In an interview with BBC News, Guetta explained that he believes AI will make it easier for artists to create music, especially for those who do not have traditional music training. He noted that many musicians struggle with the technical aspects of music production, such as sound design and engineering, and that AI could help to remove some of these barriers. Though AI can help with technical aspects, there are other areas that individual musicians must develop on their own. He made that point by also stating, “Nothing is going to replace taste…What defines an artist is, you have a certain taste, you have a certain type of emotion you want to express, and you’re going to use all the modern instruments to do that.”
The use of AI in music production and distribution is not a new concept. In recent years, we have seen an increasing number of artists and music companies experimenting with AI technology. For example, the Grammy-winning music group The Black Eyed Peas used AI to compose their 2020 album “Translation,” which features collaborations with a number of international artists. The album was created using an AI program called AIVA (Artificial Intelligence Virtual Artist).

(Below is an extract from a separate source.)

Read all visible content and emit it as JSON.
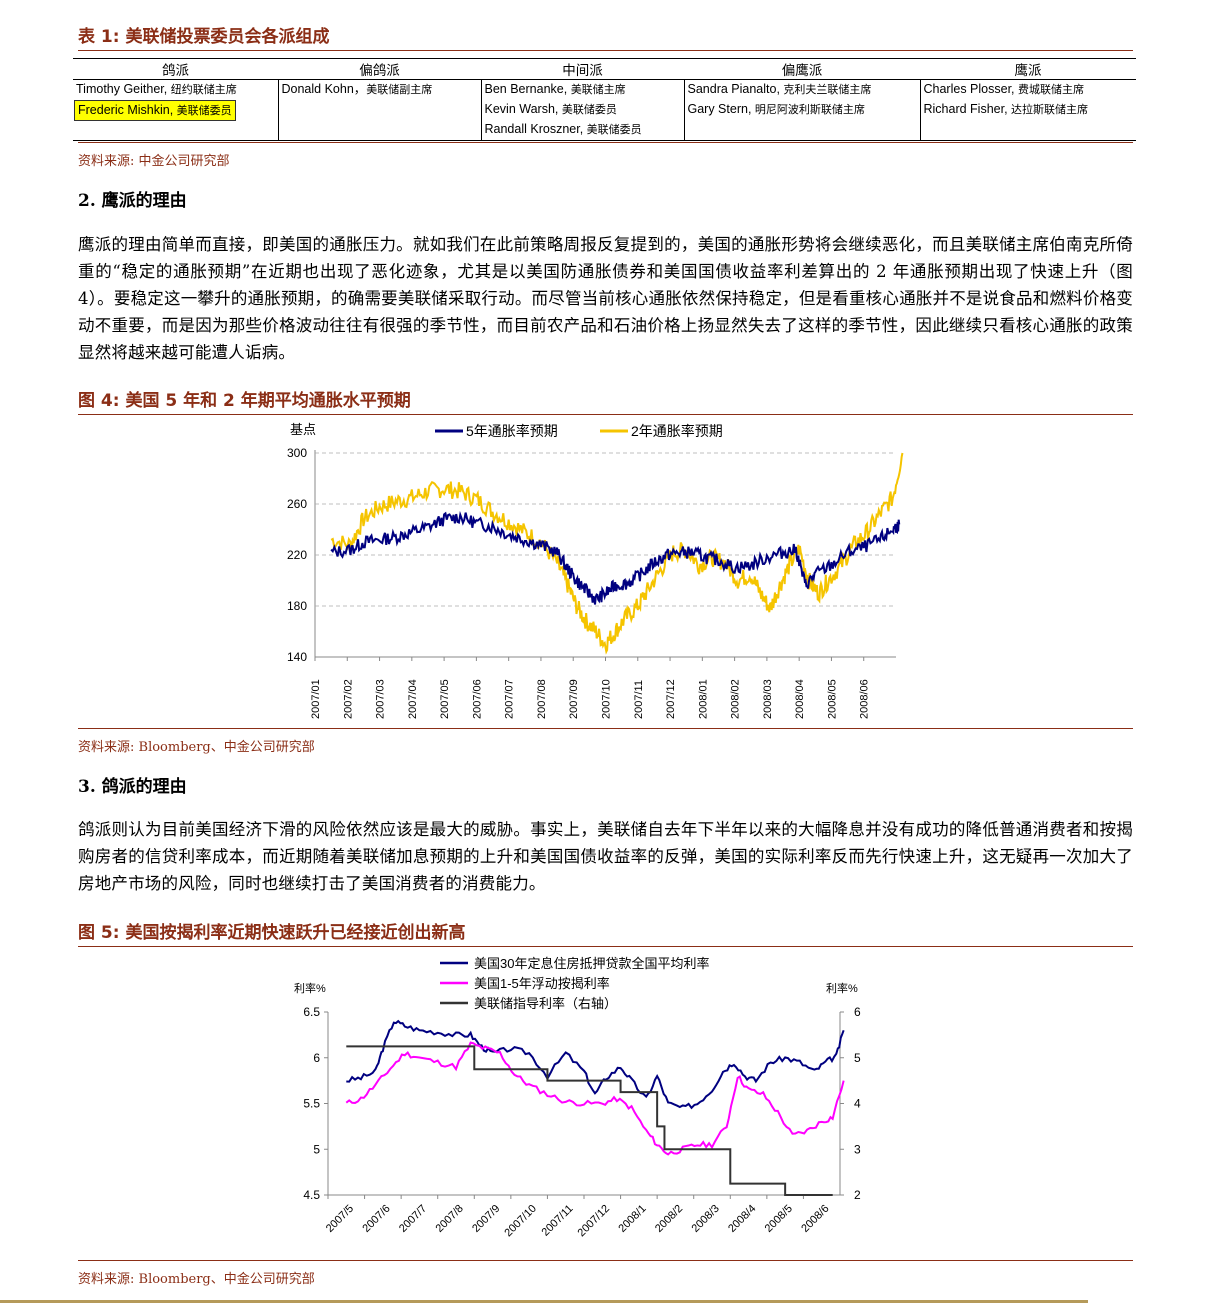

The DJ used deepfake technology to create an original voiceover for a live audience from rapper Eminem. In the Twitter clip, you hear the Detroit native’s voice though it was originally created using tools you can find online. Guetta, in the same clip, goes into a bit of detail that you can see below:
Let me introduce you to… Emin-AI-em 👀 pic.twitter.com/48prbMIBtv
— David Guetta (@davidguetta) February 3, 2023
Though the musician was in disbelief at how well the deepfake turned out, he told the BBC he hoped that it would help to open a conversation about AI and its possible implications for music’s future. He also said, “It’s very funny, actually, because a lot of people are reacting. Some of them are like, ‘Oh, this is genius.’ Some of them are getting super mad at me, but I’m not going to release the record.”
Generative AI has not only made splashes in the labor market, but the creative worlds as well with both art and music. Though it’s unlikely that any tool will fully replace an artist or group, AI will likely become a silent partner for many in the near future.